Dopo la sconfitta per 3-1 contro la Viterbese è il momento di tirare le somme per il mister sardo, che però rivela che gli obbiettivi sono altri

VITERBO - Non sembra un Caneo del tutto deluso al termine dell’avventura in coppa per i corallini, sentiamo le sue parole:


“Un primo tempo sperimentale in cui abbiamo provato delle situazioni e dei calciatori per vedere come si potevano inserire nel gruppo durante il campionato.
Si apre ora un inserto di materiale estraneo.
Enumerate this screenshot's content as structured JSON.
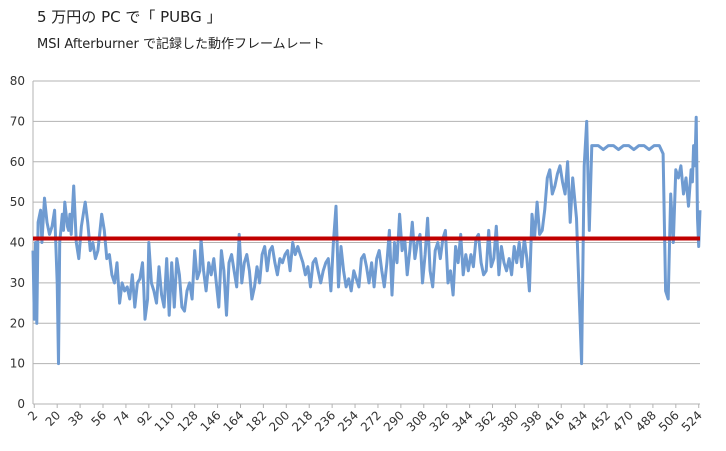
{
  "chart_data": {
    "type": "line",
    "title": "5 万円の PC で「 PUBG 」",
    "subtitle": "MSI Afterburner で記録した動作フレームレート",
    "color": "#6f9bd1",
    "reference_line": {
      "value": 41,
      "color": "#c00000"
    },
    "xlim": [
      1,
      525
    ],
    "xticks": [
      2,
      20,
      38,
      56,
      74,
      92,
      110,
      128,
      146,
      164,
      182,
      200,
      218,
      236,
      254,
      272,
      290,
      308,
      326,
      344,
      362,
      380,
      398,
      416,
      434,
      452,
      470,
      488,
      506,
      524
    ],
    "ylim": [
      0,
      80
    ],
    "yticks": [
      0,
      10,
      20,
      30,
      40,
      50,
      60,
      70,
      80
    ],
    "grid": true,
    "x": [
      1,
      2,
      3,
      4,
      5,
      7,
      8,
      10,
      12,
      14,
      16,
      18,
      20,
      21,
      22,
      24,
      25,
      26,
      28,
      29,
      30,
      31,
      33,
      35,
      37,
      39,
      41,
      42,
      44,
      46,
      48,
      50,
      52,
      55,
      57,
      59,
      61,
      63,
      65,
      67,
      69,
      71,
      73,
      75,
      77,
      79,
      81,
      83,
      85,
      87,
      88,
      89,
      91,
      92,
      94,
      96,
      98,
      100,
      102,
      104,
      106,
      108,
      110,
      112,
      114,
      116,
      118,
      120,
      122,
      124,
      126,
      128,
      130,
      132,
      133,
      135,
      137,
      139,
      141,
      143,
      145,
      147,
      149,
      151,
      153,
      155,
      157,
      159,
      161,
      163,
      165,
      167,
      169,
      171,
      173,
      175,
      177,
      179,
      181,
      183,
      185,
      187,
      189,
      191,
      193,
      195,
      197,
      199,
      201,
      203,
      205,
      207,
      209,
      211,
      213,
      215,
      217,
      219,
      221,
      223,
      225,
      227,
      229,
      231,
      233,
      235,
      237,
      239,
      241,
      243,
      245,
      247,
      249,
      251,
      253,
      255,
      257,
      259,
      261,
      263,
      265,
      267,
      269,
      271,
      273,
      275,
      277,
      279,
      281,
      283,
      285,
      287,
      289,
      291,
      293,
      295,
      297,
      299,
      301,
      303,
      305,
      307,
      309,
      311,
      313,
      315,
      317,
      319,
      321,
      323,
      325,
      327,
      329,
      331,
      333,
      335,
      337,
      339,
      341,
      343,
      345,
      347,
      349,
      351,
      353,
      355,
      357,
      359,
      361,
      363,
      365,
      367,
      369,
      371,
      373,
      375,
      377,
      379,
      381,
      383,
      385,
      387,
      389,
      391,
      393,
      395,
      397,
      399,
      401,
      403,
      405,
      407,
      409,
      411,
      413,
      415,
      417,
      419,
      421,
      423,
      425,
      428,
      432,
      434,
      436,
      438,
      440,
      445,
      449,
      453,
      457,
      461,
      465,
      469,
      473,
      477,
      481,
      485,
      489,
      493,
      496,
      498,
      500,
      502,
      504,
      506,
      508,
      510,
      512,
      514,
      516,
      518,
      519,
      520,
      521,
      522,
      523,
      524,
      525
    ],
    "values": [
      38,
      21,
      40,
      20,
      45,
      48,
      40,
      51,
      45,
      42,
      44,
      48,
      30,
      10,
      40,
      47,
      43,
      50,
      44,
      43,
      47,
      42,
      54,
      40,
      36,
      44,
      48,
      50,
      45,
      38,
      40,
      36,
      38,
      47,
      43,
      36,
      37,
      32,
      30,
      35,
      25,
      30,
      28,
      29,
      26,
      32,
      24,
      30,
      31,
      35,
      29,
      21,
      26,
      40,
      30,
      28,
      25,
      34,
      27,
      24,
      36,
      22,
      35,
      24,
      36,
      32,
      24,
      23,
      28,
      30,
      26,
      38,
      31,
      33,
      41,
      33,
      28,
      35,
      32,
      36,
      30,
      24,
      38,
      33,
      22,
      35,
      37,
      33,
      29,
      42,
      30,
      35,
      37,
      33,
      26,
      29,
      34,
      30,
      37,
      39,
      33,
      38,
      39,
      35,
      32,
      36,
      35,
      37,
      38,
      33,
      40,
      37,
      39,
      37,
      35,
      32,
      34,
      29,
      35,
      36,
      33,
      30,
      33,
      35,
      36,
      28,
      40,
      49,
      29,
      39,
      33,
      29,
      31,
      28,
      33,
      31,
      29,
      36,
      37,
      34,
      30,
      35,
      29,
      36,
      38,
      33,
      29,
      35,
      43,
      27,
      40,
      35,
      47,
      38,
      41,
      32,
      38,
      45,
      36,
      40,
      42,
      30,
      37,
      46,
      33,
      29,
      38,
      40,
      36,
      41,
      43,
      30,
      33,
      27,
      39,
      35,
      42,
      32,
      37,
      33,
      37,
      34,
      41,
      42,
      35,
      32,
      33,
      43,
      34,
      36,
      44,
      32,
      39,
      35,
      33,
      36,
      32,
      39,
      35,
      40,
      34,
      41,
      36,
      28,
      47,
      41,
      50,
      42,
      43,
      48,
      56,
      58,
      52,
      54,
      57,
      59,
      55,
      52,
      60,
      45,
      56,
      46,
      10,
      59,
      70,
      43,
      64,
      64,
      63,
      64,
      64,
      63,
      64,
      64,
      63,
      64,
      64,
      63,
      64,
      64,
      62,
      28,
      26,
      52,
      40,
      58,
      56,
      59,
      52,
      56,
      49,
      58,
      55,
      64,
      59,
      71,
      46,
      39,
      48
    ]
  }
}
Subire il terzo gol fa parte del gioco, la squadra era propensa a recuperare il risultato. Questa era una partita di prova, l’abbiamo passata, ci siamo allenati bene, ci siamo impegnati tanto, quindi sono contento. Adesso prepariamo la partita con il Picerno che per noi è fondamentale. La testa già era a domenica e non con la prospettiva di continuare la Coppa Italia. Anche se questa è una competizione importante, noi abbiamo fatto altre valutazioni e puntare sul campionato per altre finalità”.

Sui singoli:

“Sartore ha fatto il quarto di destra perché eravamo con un uomo in più e ho cercato di tenere in campo tutti gli attaccanti, con Santaniello al fianco di Longo e Leonetti dietro le punte. Ho provato un esperimento neanche tanto voluto perché altri attaccanti non ne avevamo”.

Longo con Santaniello?

“Dipende dalle situazioni, dalla partita, dalle circostanze. Longo si è comportato bene, Santaniello è entrato e ha fatto bene, quindi dal punto di vista dell’impegno non possiamo dire niente, ma dal punto di vista del fraseggio e nel rapporto tra attaccanti, che è il nostro punto debole, dobbiamo migliorare e perfezionare. Non dobbiamo mai dimenticarci che dobbiamo sempre giocare di reparto”.